Fragmented Geographies: Japanese and German Fieldwork on the New Colonial Peripheries of Northeast Asia, 1925-1950

Description

This project tracks the trajectory of German and Japanese geographers working in Korea and Northeast China before, during, and after the Second World War, and the physical impact of Japanese expansion on those landscapes.

As Japan’s continental empire expanded and its alliance tightened with Germany, scholars from both nations explored the new periphery, engaging in studies of terrain, rural landscapes and geology. The project draws from primary sources in Japanese archives, including notebooks of geographers like Tada Fumio which describe in detail the process of fieldwork, as well as a wealth of publications by German geographers influenced by Karl Haushofer and his geopolitical school of the time. By tracing their research pathways and career trajectories, the project discovers new interconnections of colonial research and Cold War knowledge.

Case study; Tada Fumio

Tada Fumio was a geographer whose career was indelibly linked to Japan’s continental expansion, including studies of Korean geology, desertification in Inner Mongolia, and the practice of academic geography in Seoul. Gustav Fochler-Hauke, another case study, explored the landscapes of the puppet state of Manchukuo with great range in the mid-1930s, producing a massive geography of the region which preceded his enlistment in Operation Barbarossa and, after the war, teaching in Buenos Aires and Munich.

Funding

This work has so far been sustained and supported by three small grants.

The initial funding came from two small research awards from the Academy of Korean Studies, which supported research trips to archives in Seoul and Tokyo (grant numbers AKS-2022-R-093 and AKS-2020-R66). A generous 'Pump Priming Award' from the Leeds Arts and Humanities Research Institute enabled the group to expand cooperation between UK and German researchers, funding a joint panel at the Royal Geographical Society annual conference in 2024 and travel to meetings at Ruhr University Bochum and the Institute of East Asian Studies at University of Duisberg-Essen.

Interdisciplinarity

Using the history of geography, the project seeks to go beyond the now-abundant field of the intellectual history of transnational fascism, or the study of wartime intellectuals in the German and Japanese alliance. Instead, we centre our energies in fieldwork studies along frontiers where linkages among colonies and newly colonised actors can be better understood.

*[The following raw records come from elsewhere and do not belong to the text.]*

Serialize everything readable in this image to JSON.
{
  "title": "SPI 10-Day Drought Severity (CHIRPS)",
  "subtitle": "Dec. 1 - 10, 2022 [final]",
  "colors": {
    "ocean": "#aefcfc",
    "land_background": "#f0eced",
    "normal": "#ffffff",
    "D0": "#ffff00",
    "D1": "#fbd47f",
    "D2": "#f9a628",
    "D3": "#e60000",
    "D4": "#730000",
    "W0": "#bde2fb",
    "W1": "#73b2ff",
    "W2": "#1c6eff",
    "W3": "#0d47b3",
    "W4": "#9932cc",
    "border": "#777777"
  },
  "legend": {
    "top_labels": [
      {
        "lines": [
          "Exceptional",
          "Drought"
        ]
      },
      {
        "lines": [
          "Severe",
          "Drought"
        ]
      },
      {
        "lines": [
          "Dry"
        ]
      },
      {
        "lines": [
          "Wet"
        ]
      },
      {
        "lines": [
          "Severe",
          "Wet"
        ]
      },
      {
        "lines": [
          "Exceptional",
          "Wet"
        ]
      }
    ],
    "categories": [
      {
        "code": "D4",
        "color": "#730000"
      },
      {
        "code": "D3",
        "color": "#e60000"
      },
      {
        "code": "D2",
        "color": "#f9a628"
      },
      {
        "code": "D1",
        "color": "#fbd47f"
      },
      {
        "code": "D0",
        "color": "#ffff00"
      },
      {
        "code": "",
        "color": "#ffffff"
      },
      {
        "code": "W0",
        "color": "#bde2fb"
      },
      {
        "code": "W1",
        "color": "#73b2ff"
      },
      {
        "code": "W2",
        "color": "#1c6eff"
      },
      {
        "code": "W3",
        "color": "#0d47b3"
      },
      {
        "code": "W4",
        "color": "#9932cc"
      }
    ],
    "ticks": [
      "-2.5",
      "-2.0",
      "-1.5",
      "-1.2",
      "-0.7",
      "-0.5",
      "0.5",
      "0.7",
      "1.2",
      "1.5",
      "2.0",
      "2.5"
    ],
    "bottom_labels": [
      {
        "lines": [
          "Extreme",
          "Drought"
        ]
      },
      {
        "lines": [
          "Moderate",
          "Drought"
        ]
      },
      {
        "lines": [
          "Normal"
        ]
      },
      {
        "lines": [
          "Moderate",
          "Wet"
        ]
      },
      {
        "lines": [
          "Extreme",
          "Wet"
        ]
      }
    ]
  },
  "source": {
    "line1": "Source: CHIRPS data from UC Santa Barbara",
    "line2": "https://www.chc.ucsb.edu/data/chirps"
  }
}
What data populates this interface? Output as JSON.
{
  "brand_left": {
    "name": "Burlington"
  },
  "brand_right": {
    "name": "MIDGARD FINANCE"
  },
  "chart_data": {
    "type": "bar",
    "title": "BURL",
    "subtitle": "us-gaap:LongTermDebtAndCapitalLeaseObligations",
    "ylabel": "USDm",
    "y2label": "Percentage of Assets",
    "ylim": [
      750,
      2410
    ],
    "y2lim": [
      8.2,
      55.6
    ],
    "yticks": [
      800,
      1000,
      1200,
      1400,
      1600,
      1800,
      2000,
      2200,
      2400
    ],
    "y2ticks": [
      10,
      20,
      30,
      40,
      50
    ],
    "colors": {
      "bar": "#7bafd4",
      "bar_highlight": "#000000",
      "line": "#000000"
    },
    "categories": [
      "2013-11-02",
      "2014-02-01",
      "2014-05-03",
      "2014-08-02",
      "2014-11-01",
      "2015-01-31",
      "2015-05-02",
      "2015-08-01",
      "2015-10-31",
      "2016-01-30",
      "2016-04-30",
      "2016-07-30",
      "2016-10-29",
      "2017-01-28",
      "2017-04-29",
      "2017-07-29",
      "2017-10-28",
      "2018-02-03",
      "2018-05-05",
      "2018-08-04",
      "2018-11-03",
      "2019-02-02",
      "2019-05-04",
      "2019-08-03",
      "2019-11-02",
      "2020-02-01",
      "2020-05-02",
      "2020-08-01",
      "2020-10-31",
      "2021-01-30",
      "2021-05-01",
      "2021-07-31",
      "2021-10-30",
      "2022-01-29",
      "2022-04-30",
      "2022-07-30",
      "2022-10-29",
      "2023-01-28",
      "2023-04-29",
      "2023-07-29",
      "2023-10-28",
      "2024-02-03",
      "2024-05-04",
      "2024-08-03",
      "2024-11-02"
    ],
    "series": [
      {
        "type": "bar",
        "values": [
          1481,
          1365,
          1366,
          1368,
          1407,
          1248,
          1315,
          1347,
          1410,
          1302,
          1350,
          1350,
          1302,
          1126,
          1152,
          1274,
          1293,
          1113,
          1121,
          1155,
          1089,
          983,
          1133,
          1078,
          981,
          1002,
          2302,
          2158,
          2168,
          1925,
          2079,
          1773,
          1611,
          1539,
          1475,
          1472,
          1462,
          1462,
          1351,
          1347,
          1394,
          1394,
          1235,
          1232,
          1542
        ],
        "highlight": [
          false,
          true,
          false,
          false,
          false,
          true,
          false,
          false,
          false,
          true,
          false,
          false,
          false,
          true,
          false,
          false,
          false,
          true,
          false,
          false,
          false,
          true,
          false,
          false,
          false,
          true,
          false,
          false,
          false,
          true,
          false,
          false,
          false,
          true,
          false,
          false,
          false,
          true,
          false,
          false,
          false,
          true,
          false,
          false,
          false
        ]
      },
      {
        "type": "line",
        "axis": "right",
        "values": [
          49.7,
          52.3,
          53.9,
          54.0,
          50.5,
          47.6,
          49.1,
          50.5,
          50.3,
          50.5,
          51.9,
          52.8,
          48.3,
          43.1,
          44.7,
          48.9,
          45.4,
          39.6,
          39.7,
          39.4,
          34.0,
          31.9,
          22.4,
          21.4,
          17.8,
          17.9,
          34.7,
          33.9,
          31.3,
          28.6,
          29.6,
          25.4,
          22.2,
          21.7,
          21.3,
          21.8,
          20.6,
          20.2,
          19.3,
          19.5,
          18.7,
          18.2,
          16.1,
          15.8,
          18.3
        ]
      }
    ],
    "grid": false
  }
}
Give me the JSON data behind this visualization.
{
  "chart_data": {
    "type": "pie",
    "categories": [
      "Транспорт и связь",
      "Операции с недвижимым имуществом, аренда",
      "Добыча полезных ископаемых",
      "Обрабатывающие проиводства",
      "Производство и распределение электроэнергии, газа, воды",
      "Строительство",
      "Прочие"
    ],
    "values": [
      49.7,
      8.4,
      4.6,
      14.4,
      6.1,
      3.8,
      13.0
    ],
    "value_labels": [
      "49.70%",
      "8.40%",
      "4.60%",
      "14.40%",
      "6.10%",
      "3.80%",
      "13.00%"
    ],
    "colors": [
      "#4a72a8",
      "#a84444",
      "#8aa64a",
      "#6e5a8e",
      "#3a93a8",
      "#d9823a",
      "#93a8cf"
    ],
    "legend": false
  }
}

It therefore develops the fields of environmental history, histories of transwar fascism, as well as the impact of German-Japanese ideas and research practices in and upon postwar Asia

Four people sit smiling at a table

The project team pictured in June 2024.

Publications and outputs

Adam Cathcart and Robert Winstanley-Chesters, ‘German Studies of Koreans in Manchuria: Gustav Fochler-Hauke and the Influence of Karl Haushofer’s National Socialist Geopolitics’, European Journal of Korean Studies, 18.1 (2018), 131-141.

Adam Cathcart, Christine Moll-Murata and Robert Winstanley-Chesters, ‘Colonial Academics and Japan’s Inner Asia Ambitions: Keijо̄ Imperial University and Studies of Mengjiang or Inner Mongolia’, European Journal of Korean Studies 23.2 (2024), 97-116.

Robert Winstanley-Chesters and Adam Cathcart, ‘Fragmented Geographies: Tada Fumio and Japanese Imperialism in Manchuria, Mengjiang, and Korea’, Journal of Historical Geography, Vol. 83 (2024), 23-35.

Robert Winstanley-Chesters and Adam Cathcart, ‘Encountering the Silk Road in Mengjiang with Tada Fumio: Korean/Japanese Colonial Fieldwork and Research Connections and Collaborations’, Acta Via Serica 7.1 (2022), 131-148.